「すべての人を一つに」
ヨハネ福音書17:20-26
十字架に向かう直前の祈り。いわば、地上におけるイエスの最後の祈り。
イエスは今従う弟子だけでなく、十字架後、復活の主に先導される弟子の伝道により導かれる人たちのためにも祈りを捧げる。この祈りに示されるイエスの愛はたえず広がって行く躍動的なものなのである。それは父なる神と子なるキリストの一体性に閉じられてはおらず、いつも開かれており、「すべての人」が招き入れられ「一つ」の交わりとされることを示している。
十字架、復活後、弟子たちは、復活のキリストに先導されイエスを受け入れない世に対して、イエスとは父なる神が世に遣わした神の子であることを証し、世がそのことを信じるようになる働きを担う。
これは「良い羊飼い」のたとえにある「わたしには囲いに入っていないほかの羊もいる。」との言葉にも暗示されている。「世」は「言」(キリスト)を認めず、イエスをメシアであると公に言い表すものを排除するが、弟子たち(教会)はいつも開かれており、世に対する神の愛を示し続けるのである。その愛とは世を神に近づけさせる道を示すものでもあった。
わたしたちは、「言」を知らなかった、知っても受け入れなかったひとりであったが、導かれ受け入れる時が与えられた。

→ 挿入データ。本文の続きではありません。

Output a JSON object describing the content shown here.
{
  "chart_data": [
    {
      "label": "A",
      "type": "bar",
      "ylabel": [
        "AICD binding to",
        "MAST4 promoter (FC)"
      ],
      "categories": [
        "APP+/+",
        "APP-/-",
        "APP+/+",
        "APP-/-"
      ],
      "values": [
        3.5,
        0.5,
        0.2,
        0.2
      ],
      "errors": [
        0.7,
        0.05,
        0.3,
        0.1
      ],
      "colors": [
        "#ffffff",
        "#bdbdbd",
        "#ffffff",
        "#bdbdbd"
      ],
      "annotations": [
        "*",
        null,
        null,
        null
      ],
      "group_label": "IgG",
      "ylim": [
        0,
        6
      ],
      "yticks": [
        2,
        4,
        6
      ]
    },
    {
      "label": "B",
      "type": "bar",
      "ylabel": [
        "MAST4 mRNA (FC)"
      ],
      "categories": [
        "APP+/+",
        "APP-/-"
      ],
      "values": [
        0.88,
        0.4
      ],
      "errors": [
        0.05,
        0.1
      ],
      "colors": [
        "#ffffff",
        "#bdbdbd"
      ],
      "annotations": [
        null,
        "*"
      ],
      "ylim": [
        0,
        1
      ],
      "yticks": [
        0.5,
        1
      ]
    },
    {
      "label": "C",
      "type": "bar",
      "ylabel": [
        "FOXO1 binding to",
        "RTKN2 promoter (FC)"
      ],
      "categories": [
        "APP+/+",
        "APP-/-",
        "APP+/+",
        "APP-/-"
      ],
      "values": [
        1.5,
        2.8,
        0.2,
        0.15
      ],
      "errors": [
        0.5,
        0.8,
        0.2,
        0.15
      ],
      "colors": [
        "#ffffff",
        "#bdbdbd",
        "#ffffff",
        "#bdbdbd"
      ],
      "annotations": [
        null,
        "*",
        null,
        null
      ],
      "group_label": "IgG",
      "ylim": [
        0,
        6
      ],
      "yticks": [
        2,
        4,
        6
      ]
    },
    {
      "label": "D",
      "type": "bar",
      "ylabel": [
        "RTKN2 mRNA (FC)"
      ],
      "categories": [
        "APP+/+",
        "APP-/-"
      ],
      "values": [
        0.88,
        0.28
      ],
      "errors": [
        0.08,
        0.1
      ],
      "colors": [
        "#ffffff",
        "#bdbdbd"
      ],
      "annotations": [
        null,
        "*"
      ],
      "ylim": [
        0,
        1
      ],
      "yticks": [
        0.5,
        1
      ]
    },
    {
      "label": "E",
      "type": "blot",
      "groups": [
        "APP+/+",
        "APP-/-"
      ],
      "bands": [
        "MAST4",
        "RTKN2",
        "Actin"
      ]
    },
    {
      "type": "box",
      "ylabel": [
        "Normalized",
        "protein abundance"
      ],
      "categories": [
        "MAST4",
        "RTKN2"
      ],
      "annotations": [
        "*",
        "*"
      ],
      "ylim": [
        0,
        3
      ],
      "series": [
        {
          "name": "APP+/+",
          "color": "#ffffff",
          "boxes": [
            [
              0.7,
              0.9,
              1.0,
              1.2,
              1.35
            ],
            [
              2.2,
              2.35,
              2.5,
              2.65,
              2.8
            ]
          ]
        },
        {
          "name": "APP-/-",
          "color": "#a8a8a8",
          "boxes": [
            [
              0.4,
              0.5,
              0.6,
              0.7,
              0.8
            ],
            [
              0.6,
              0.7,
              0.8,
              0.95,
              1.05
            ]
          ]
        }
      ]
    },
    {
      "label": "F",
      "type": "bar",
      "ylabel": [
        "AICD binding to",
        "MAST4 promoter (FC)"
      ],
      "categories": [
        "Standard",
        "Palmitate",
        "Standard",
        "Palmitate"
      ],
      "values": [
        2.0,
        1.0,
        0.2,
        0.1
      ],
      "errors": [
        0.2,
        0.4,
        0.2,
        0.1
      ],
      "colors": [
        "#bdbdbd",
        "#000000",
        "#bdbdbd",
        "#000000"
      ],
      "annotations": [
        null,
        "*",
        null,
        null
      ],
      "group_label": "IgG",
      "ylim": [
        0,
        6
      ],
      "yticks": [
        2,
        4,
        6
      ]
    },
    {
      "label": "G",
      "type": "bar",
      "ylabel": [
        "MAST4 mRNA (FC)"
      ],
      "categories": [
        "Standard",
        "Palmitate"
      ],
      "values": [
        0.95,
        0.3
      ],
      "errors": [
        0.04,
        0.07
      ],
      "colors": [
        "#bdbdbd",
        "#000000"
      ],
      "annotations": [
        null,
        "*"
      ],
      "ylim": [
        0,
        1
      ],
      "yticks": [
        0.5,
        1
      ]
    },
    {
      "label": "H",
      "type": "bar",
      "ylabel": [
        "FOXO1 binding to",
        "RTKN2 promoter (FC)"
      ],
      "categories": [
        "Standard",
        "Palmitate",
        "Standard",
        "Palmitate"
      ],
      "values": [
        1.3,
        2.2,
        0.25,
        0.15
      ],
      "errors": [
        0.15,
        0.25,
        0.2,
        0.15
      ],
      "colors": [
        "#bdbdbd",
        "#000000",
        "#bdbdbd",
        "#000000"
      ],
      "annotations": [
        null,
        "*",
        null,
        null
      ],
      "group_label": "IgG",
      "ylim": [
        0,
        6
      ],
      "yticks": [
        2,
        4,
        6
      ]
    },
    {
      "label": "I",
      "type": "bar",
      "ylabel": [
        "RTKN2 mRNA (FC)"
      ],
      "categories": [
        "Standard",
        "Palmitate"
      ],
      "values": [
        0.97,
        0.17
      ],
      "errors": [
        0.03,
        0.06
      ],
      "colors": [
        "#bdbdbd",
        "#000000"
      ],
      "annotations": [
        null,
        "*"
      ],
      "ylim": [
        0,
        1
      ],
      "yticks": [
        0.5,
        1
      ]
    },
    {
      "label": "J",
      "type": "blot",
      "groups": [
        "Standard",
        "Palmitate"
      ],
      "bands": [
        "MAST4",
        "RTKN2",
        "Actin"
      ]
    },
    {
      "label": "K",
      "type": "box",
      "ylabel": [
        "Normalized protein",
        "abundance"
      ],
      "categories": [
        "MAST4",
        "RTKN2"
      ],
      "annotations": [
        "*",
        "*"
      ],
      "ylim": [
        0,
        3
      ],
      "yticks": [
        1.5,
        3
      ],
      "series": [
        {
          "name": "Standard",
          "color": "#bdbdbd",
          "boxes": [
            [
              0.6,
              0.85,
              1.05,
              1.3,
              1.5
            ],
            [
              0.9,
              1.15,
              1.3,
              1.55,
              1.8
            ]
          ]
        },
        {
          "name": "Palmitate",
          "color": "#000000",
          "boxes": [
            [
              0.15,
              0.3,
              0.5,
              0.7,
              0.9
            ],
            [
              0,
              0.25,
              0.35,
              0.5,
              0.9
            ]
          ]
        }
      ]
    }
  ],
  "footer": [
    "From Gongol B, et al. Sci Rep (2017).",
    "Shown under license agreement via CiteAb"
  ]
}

「彼らのためだけでなく、彼らの言葉によってわたしを信じる人々のためにもお願いします。」とのイエスの十字架前の祈りは、私たちにおいても成就した。「キリストを信じる人」はこれからも教会に与えられる。日々の生活でこの方がそのひとりかもしれないと示される人が与えられる時がある。そのような時十字架前の祈りが思い起こされるだろう。祈りつつ、私たちの前に備えられたひとりを神の愛に近づけたいと思う。このひとりに仕えること、それが「すべての人を一つに」との使命を果たすための第一歩なのである。